One of the country's biggest banks, Westpac, is again defending interest rates in the face of criticism from the Reserve Bank, which says borrowers are being charged too much for floating mortgages.
In an analysis released on Monday, the Reserve Bank criticised retail banks for holding floating mortgage interest rates "unusually high" in recent months, given the fall in the Official Cash Rate.
It said banks have not passed on between one and 1.5 percentage points of recent benchmark rate reductions, because of the higher cost to banks of borrowing.
While floating rates appeared high, fixed rates look about right, the bank said.
Taranaki-based TSB Bank, which raises all of its funds inside the country, agrees with the central bank.
However, Westpac's recent report into banks' margins defends the level of fixed and floating rates.
The bank's markets economist, Michael Gordon, says the Reserve Bank's latest paper is "jawboning" and doesn't get to the heart of why it considers margins on floating rate mortgages to be problematic.
Changes in the Official Cash Rate have been passed on to both fixed rate and floating rate mortgage customers in a similar fashion, he says, and the Reserve Bank seems to be simply making a judgement on what level it thinks is right.
Mr Gordon says funding costs have risen, so the full benchmark rate cuts were never going to be passed on.

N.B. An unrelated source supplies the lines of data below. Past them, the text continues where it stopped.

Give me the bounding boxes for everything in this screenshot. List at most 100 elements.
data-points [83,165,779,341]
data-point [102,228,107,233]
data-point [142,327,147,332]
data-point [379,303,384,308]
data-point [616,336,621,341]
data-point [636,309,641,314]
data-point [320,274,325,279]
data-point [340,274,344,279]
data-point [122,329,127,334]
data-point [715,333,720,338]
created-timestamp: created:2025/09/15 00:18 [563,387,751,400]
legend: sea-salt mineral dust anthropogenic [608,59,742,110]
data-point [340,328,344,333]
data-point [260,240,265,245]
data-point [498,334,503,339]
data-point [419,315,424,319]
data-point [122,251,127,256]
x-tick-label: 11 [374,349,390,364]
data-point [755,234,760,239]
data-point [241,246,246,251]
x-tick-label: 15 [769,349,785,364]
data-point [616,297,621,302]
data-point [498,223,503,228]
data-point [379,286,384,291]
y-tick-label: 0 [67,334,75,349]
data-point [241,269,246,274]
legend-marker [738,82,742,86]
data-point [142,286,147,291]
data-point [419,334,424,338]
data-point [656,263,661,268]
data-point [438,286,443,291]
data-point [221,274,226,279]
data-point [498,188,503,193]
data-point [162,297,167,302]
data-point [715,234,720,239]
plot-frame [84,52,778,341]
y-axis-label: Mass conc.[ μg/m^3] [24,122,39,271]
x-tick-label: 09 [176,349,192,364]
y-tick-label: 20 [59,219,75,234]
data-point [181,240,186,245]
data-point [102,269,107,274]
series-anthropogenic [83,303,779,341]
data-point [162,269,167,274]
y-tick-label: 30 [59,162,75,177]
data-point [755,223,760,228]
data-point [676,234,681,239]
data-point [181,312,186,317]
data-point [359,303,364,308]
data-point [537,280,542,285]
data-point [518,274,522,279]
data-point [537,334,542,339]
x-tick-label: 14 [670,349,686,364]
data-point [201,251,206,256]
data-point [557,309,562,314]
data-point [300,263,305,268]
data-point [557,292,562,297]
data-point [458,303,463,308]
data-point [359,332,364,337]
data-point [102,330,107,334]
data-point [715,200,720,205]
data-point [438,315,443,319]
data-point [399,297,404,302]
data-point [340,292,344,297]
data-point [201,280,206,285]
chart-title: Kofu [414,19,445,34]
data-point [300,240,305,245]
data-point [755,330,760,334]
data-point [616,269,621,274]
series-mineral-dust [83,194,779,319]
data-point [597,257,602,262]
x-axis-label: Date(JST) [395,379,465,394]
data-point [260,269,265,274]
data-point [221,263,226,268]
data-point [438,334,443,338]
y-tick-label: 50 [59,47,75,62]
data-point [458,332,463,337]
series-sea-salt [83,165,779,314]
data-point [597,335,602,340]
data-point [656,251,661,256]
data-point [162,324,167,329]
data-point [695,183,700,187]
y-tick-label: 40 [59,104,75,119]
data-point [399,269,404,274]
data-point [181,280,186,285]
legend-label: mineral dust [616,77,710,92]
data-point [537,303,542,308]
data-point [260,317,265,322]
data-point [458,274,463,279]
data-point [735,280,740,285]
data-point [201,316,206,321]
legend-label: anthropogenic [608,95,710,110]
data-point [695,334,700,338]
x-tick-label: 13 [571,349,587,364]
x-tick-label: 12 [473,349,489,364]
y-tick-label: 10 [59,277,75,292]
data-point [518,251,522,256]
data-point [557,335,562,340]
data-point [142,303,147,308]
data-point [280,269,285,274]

He says Westpac and Reserve Bank research shows the cost of funds to banks are about one to 1.5 percentage points higher compared to the Official Cash Rate than normal.
Reserve Bank 'irked' - PM
Prime Minister John Key has said lower interest rates are beneficial to the economy and if the Reserve Bank has specific suggestions it should present them to Finance Minister Bill English.
Mr Key said the bank was "irked" that its most recent cut was not passed on to consumers and there is currently an "arm wrestle" between the Reserve Bank and retail banks.
Mr English told Morning Report there is no particular lever to pull to get interest rates lowered. He says customers who are concerned that they are paying too high an interest rate on floating mortgages, business rates or credit cards should shop around to get lower rates.
Farmers, union criticise banks
Federated Farmers and a finance sector union have joined the chorus of criticism of banks for failing to lower interest rates.
Economics spokesperson Philip York says the organisation endorses the Reserve Bank's conclusion and plans to meet the major trading banks in the next fortnight to ask why there is a disparity between farm mortgage interest rates and residential home loans.
Finance sector union Finsec general secretary Andrew Cassidy says is clear from Reserve Bank figures that the banks could lower floating interest rates and also potentially credit card interest rates.
Mr Cassidy says historically banks have taken very good profits out of the New Zealand economy and are continuing to make good profits in these difficult economic times.